Objective To estimate the prevalence of neuropsychiatric symptoms among subjects with mild cognitive impairment (MCI) in a defined population.
Background The population-based prevalence of neuropsychiatric symptoms in MCI is unknown except for a recent report (Lyketsos et al, 2002, JAMA) that has not yet been replicated.
Design/Methods The Mayo Clinic Study of Aging is an NIH-funded population-based study that was launched in October 2004. It is designed to estimate the prevalence and incidence of MCI. Elderly individuals of age 70 to 89 years are being recruited by using a stratified random sampling from the target population of Olmsted County, Minnesota (equal allocation of men and women). All participants undergo neurological, neuropsychiatric, and psychometric evaluations. A consensus panel of behavioral neurologists, geriatrician, neuropsychiatrist, neuropsychologists, and nurses determined the classification of normal cognitive aging, MCI, or dementia based on standard definitions. The Neuropsychiatric Inventory (NPI) was administered to all participants, and the prevalence of symptoms in MCI cases was compared to cognitively normal individuals (controls), matched by age and gender (1 case to 3 controls), by using chi-square or Fisher's exact test.
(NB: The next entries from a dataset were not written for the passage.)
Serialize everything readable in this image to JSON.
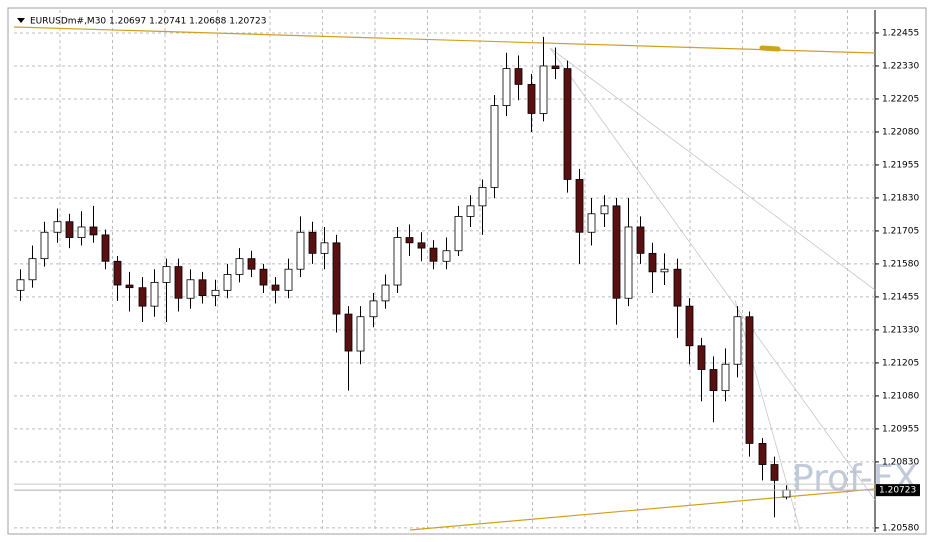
{
  "chart_data": {
    "type": "candlestick",
    "title": "EURUSDm#,M30  1.20697 1.20741 1.20688 1.20723",
    "watermark": "Prof-FX",
    "up_color": "#ffffff",
    "down_color": "#5a1010",
    "wick_color": "#000000",
    "ylim": [
      1.20572,
      1.22542
    ],
    "yticks": [
      1.22455,
      {
        "value": 1.2233,
        "label": "1.22330"
      },
      1.22205,
      {
        "value": 1.2208,
        "label": "1.22080"
      },
      1.21955,
      {
        "value": 1.2183,
        "label": "1.21830"
      },
      1.21705,
      {
        "value": 1.2158,
        "label": "1.21580"
      },
      1.21455,
      {
        "value": 1.2133,
        "label": "1.21330"
      },
      1.21205,
      {
        "value": 1.2108,
        "label": "1.21080"
      },
      1.20955,
      {
        "value": 1.2083,
        "label": "1.20830"
      },
      {
        "value": 1.2058,
        "label": "1.20580"
      }
    ],
    "grid": true,
    "ohlc": [
      [
        1.2148,
        1.2156,
        1.2144,
        1.2152
      ],
      [
        1.2152,
        1.2165,
        1.2149,
        1.216
      ],
      [
        1.216,
        1.2174,
        1.2157,
        1.217
      ],
      [
        1.217,
        1.2179,
        1.2166,
        1.2174
      ],
      [
        1.2174,
        1.2177,
        1.2164,
        1.2168
      ],
      [
        1.2168,
        1.2178,
        1.2165,
        1.2172
      ],
      [
        1.2172,
        1.218,
        1.2166,
        1.2169
      ],
      [
        1.2169,
        1.2171,
        1.2156,
        1.2159
      ],
      [
        1.2159,
        1.2161,
        1.2144,
        1.215
      ],
      [
        1.215,
        1.2155,
        1.214,
        1.2149
      ],
      [
        1.2149,
        1.2153,
        1.2136,
        1.2142
      ],
      [
        1.2142,
        1.2156,
        1.2138,
        1.2151
      ],
      [
        1.2151,
        1.216,
        1.2136,
        1.2157
      ],
      [
        1.2157,
        1.216,
        1.214,
        1.2145
      ],
      [
        1.2145,
        1.2156,
        1.2141,
        1.2152
      ],
      [
        1.2152,
        1.2155,
        1.2143,
        1.2146
      ],
      [
        1.2146,
        1.2152,
        1.2142,
        1.2148
      ],
      [
        1.2148,
        1.2158,
        1.2145,
        1.2154
      ],
      [
        1.2154,
        1.2164,
        1.2151,
        1.216
      ],
      [
        1.216,
        1.2163,
        1.2153,
        1.2156
      ],
      [
        1.2156,
        1.2158,
        1.2147,
        1.215
      ],
      [
        1.215,
        1.2153,
        1.2143,
        1.2148
      ],
      [
        1.2148,
        1.216,
        1.2145,
        1.2156
      ],
      [
        1.2156,
        1.2176,
        1.2153,
        1.217
      ],
      [
        1.217,
        1.2174,
        1.2158,
        1.2162
      ],
      [
        1.2162,
        1.2172,
        1.2156,
        1.2166
      ],
      [
        1.2166,
        1.2169,
        1.2132,
        1.2139
      ],
      [
        1.2139,
        1.2142,
        1.211,
        1.2125
      ],
      [
        1.2125,
        1.2142,
        1.212,
        1.2138
      ],
      [
        1.2138,
        1.2147,
        1.2134,
        1.2144
      ],
      [
        1.2144,
        1.2154,
        1.2141,
        1.215
      ],
      [
        1.215,
        1.2172,
        1.2147,
        1.2168
      ],
      [
        1.2168,
        1.2173,
        1.2161,
        1.2166
      ],
      [
        1.2166,
        1.217,
        1.2159,
        1.2164
      ],
      [
        1.2164,
        1.2167,
        1.2156,
        1.2159
      ],
      [
        1.2159,
        1.2168,
        1.2156,
        1.2163
      ],
      [
        1.2163,
        1.218,
        1.2161,
        1.2176
      ],
      [
        1.2176,
        1.2184,
        1.2172,
        1.218
      ],
      [
        1.218,
        1.219,
        1.2169,
        1.2187
      ],
      [
        1.2187,
        1.2222,
        1.2183,
        1.2218
      ],
      [
        1.2218,
        1.2238,
        1.2214,
        1.2232
      ],
      [
        1.2232,
        1.2237,
        1.222,
        1.2226
      ],
      [
        1.2226,
        1.223,
        1.2208,
        1.2215
      ],
      [
        1.2215,
        1.2244,
        1.2212,
        1.2233
      ],
      [
        1.2233,
        1.224,
        1.2228,
        1.2232
      ],
      [
        1.2232,
        1.2235,
        1.2185,
        1.219
      ],
      [
        1.219,
        1.2194,
        1.2158,
        1.217
      ],
      [
        1.217,
        1.2183,
        1.2165,
        1.2177
      ],
      [
        1.2177,
        1.2184,
        1.2172,
        1.218
      ],
      [
        1.218,
        1.2183,
        1.2135,
        1.2145
      ],
      [
        1.2145,
        1.2183,
        1.2142,
        1.2172
      ],
      [
        1.2172,
        1.2176,
        1.2158,
        1.2162
      ],
      [
        1.2162,
        1.2166,
        1.2147,
        1.2155
      ],
      [
        1.2155,
        1.2162,
        1.215,
        1.2156
      ],
      [
        1.2156,
        1.216,
        1.213,
        1.2142
      ],
      [
        1.2142,
        1.2145,
        1.212,
        1.2127
      ],
      [
        1.2127,
        1.213,
        1.2106,
        1.2118
      ],
      [
        1.2118,
        1.2123,
        1.2098,
        1.211
      ],
      [
        1.211,
        1.2126,
        1.2106,
        1.212
      ],
      [
        1.212,
        1.2142,
        1.2115,
        1.2138
      ],
      [
        1.2138,
        1.214,
        1.2085,
        1.209
      ],
      [
        1.209,
        1.2092,
        1.2076,
        1.2082
      ],
      [
        1.2082,
        1.2085,
        1.2062,
        1.2076
      ],
      [
        1.20697,
        1.20741,
        1.20688,
        1.20723
      ]
    ]
  }
}
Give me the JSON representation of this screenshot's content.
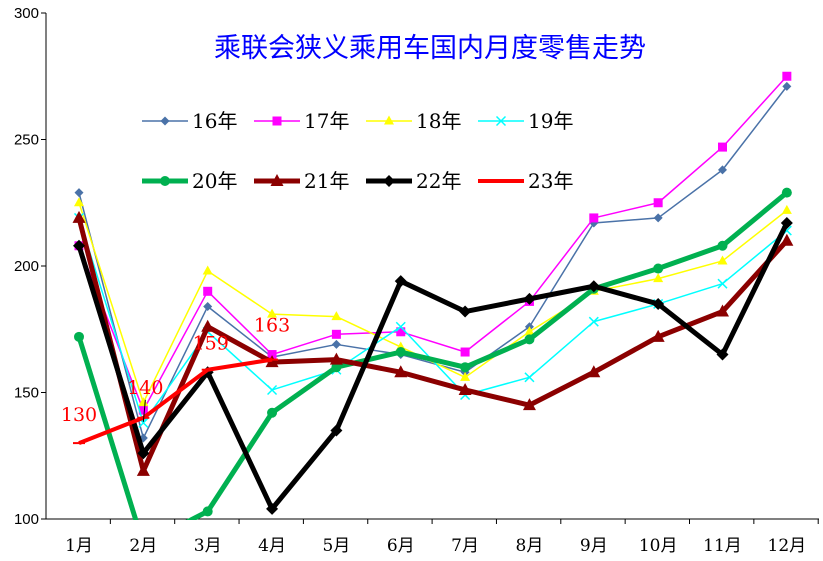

Results Neuropsychiatric data were available on 104 participants with MCI and 312 cognitively normal individuals. The prevalence of apathy was 24% in MCI (n = 25/104) vs 6.1% (19/312) in cognitively normal individuals (p < .0001). Similarly, there were significant differences in the prevalence of depression 26% vs 11.5% (p = .0004), anxiety 11.5% vs 3.9% (p = .004), and irritability 18.3% vs 8.7% (p = .007). Conclusions: The prevalence of neuropsychiatric symptoms in our study is comparable to the published report (Lyketsos et al, 2002) that used a similar design (population based) and measurement instrument (NPI); however, we report a slightly higher frequency of apathy and depression. One major finding of our study is that apathy may be the most distinguishing neuropsychiatric feature between MCI and normal cognitive aging, and this, in turn, may have an implication for a future interventional study that can target apathy in order to delay the progression of MCI to dementia.